= Gabriel Mekler =

American songwriter, musician, and record producer (1942–1977)

Gabriel Mekler (2 December 1942 – 4 September 1977) was an American songwriter, musician, and record producer who attained fame in the 1960s, helming albums for Steppenwolf, Three Dog Night, and Janis Joplin. He also collaborated with R&B singer Etta James for two critically acclaimed albums in the early 1970s, mixing blues, soul, and then topped it off with Genya Ravan production jazz and rock.

==Career==
Born in Mandatory Palestine, Mekler was a classically trained pianist. He grew up in Israel and left to the United States in the '60. Upon arriving in Los Angeles, California, Mekler sought out Dunhill Records and was hired as a staff producer, despite his lack of production experience or familiarity with rock and roll and pop music. His first project at Dunhill was with folk-pop band The Lamp of Childhood, where he oversaw studio sessions, contributed songs and played piano. The group's three singles flopped but Mekler's next project, Steppenwolf, made music history. It was Mekler who suggested the name "Steppenwolf" to the band's members, having just read the Hermann Hesse novel.

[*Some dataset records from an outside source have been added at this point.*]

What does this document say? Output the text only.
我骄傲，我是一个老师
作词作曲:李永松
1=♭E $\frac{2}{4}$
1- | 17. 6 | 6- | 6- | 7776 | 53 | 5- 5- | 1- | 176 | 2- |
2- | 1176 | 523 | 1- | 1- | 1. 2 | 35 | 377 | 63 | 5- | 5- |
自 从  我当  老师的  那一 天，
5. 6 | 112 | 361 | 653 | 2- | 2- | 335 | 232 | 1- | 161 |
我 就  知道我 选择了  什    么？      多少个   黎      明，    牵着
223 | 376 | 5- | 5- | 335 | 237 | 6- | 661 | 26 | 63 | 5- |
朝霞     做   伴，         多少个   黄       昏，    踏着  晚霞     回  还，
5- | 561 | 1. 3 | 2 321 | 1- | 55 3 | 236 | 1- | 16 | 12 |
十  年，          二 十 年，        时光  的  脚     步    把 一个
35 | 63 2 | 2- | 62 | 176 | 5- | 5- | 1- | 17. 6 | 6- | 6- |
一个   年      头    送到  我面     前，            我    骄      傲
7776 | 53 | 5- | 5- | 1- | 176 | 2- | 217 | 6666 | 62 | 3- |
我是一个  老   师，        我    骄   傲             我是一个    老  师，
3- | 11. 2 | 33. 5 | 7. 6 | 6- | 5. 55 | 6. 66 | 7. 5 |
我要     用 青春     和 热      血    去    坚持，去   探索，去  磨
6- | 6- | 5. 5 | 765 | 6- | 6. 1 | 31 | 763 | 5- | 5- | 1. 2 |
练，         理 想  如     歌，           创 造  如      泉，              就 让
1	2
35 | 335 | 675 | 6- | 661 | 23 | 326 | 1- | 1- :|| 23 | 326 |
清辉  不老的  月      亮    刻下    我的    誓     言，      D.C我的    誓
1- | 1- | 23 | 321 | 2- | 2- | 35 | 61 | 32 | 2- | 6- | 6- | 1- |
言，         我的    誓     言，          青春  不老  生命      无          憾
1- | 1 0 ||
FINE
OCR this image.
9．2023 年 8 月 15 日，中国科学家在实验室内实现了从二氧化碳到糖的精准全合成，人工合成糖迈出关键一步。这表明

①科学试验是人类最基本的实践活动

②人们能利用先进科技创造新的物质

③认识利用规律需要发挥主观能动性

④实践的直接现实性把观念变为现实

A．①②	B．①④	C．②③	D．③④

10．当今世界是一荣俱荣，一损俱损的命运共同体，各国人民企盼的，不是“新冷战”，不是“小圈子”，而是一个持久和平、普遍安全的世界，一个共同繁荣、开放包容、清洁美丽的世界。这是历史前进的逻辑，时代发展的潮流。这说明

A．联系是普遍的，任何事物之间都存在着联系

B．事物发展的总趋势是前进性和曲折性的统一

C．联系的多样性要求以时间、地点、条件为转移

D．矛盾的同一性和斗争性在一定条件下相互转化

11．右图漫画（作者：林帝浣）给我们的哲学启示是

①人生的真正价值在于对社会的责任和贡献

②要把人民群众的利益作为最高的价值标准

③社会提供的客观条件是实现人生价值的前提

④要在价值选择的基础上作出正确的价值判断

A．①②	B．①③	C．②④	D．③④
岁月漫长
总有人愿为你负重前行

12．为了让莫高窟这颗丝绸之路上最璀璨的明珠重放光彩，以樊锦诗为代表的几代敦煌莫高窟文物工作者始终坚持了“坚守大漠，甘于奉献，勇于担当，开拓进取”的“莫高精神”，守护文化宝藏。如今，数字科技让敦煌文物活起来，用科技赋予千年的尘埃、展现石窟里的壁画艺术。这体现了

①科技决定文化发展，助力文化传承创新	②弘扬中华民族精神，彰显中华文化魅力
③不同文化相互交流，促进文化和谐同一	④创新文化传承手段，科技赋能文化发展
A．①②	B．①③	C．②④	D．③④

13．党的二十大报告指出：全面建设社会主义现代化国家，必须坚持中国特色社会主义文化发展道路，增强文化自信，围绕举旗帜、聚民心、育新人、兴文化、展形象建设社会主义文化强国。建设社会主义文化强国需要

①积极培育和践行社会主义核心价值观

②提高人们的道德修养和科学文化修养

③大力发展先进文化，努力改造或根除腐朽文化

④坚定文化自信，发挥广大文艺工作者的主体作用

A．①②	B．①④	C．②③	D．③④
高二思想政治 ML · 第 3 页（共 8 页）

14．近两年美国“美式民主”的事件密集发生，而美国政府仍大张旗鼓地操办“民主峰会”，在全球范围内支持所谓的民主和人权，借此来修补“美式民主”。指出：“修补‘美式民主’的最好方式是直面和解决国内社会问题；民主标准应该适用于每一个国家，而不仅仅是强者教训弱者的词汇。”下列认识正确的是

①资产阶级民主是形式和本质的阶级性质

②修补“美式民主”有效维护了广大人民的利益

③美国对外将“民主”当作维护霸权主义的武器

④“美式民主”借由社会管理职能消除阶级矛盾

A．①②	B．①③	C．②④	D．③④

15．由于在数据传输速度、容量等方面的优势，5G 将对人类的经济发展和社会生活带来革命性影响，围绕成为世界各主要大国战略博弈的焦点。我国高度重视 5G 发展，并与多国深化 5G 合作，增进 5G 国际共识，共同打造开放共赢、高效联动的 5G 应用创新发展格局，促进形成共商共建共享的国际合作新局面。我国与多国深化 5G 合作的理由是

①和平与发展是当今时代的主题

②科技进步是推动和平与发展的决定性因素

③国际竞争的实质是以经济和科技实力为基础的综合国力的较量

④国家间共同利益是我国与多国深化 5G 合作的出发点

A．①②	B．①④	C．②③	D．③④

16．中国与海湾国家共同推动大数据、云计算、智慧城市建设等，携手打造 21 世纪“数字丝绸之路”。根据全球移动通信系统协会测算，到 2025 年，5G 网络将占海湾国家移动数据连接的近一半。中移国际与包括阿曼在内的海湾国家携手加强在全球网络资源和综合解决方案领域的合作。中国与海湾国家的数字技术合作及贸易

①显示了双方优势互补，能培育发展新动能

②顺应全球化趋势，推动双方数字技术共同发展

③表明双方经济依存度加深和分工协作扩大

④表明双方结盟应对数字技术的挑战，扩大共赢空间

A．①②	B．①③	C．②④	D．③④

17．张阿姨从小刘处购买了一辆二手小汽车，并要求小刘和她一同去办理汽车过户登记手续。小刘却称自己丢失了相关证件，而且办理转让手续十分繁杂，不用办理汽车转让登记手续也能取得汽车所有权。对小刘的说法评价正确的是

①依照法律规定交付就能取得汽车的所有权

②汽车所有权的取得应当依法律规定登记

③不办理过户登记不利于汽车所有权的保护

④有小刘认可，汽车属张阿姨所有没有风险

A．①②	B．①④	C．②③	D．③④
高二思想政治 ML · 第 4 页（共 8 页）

A year after the Steppenwolf recordings, Mekler launched hits from Three Dog Night such as "One", "Try a Little Tenderness", "Eli's Coming", "Easy to Be Hard", and "Celebrate". Other studio credits include keyboard work with Cher, Donovan and David Clayton-Thomas as well as producing songs for Dinah Washington.

He married Dorothy J. Scully on 2 August 1967 in Los Angeles, CA, and they divorced in November, 1974 in Los Angeles, CA. Mekler was Jewish.

In 1971, Mekler founded his own labels, Vulture and Lizard Records, based on Sunset Boulevard in Los Angeles. Artists signed to Lizard/Vulture included Nolan Porter, Clydie King, Jamul, Paul Humphrey & the Cool Aid Chemists and The Frantics. Despite national chart success both Vulture and Lizard Records collapsed in mid 1972. Mekler remained in demand for his production talent until his death from a motorcycle accident, in September 1977.

Mekler also produced Genya Ravan's Goldie Zelkowitz album, the title utilizing her stage name from Goldie and the Gingerbreads, and the last name of her father, who died during this recording.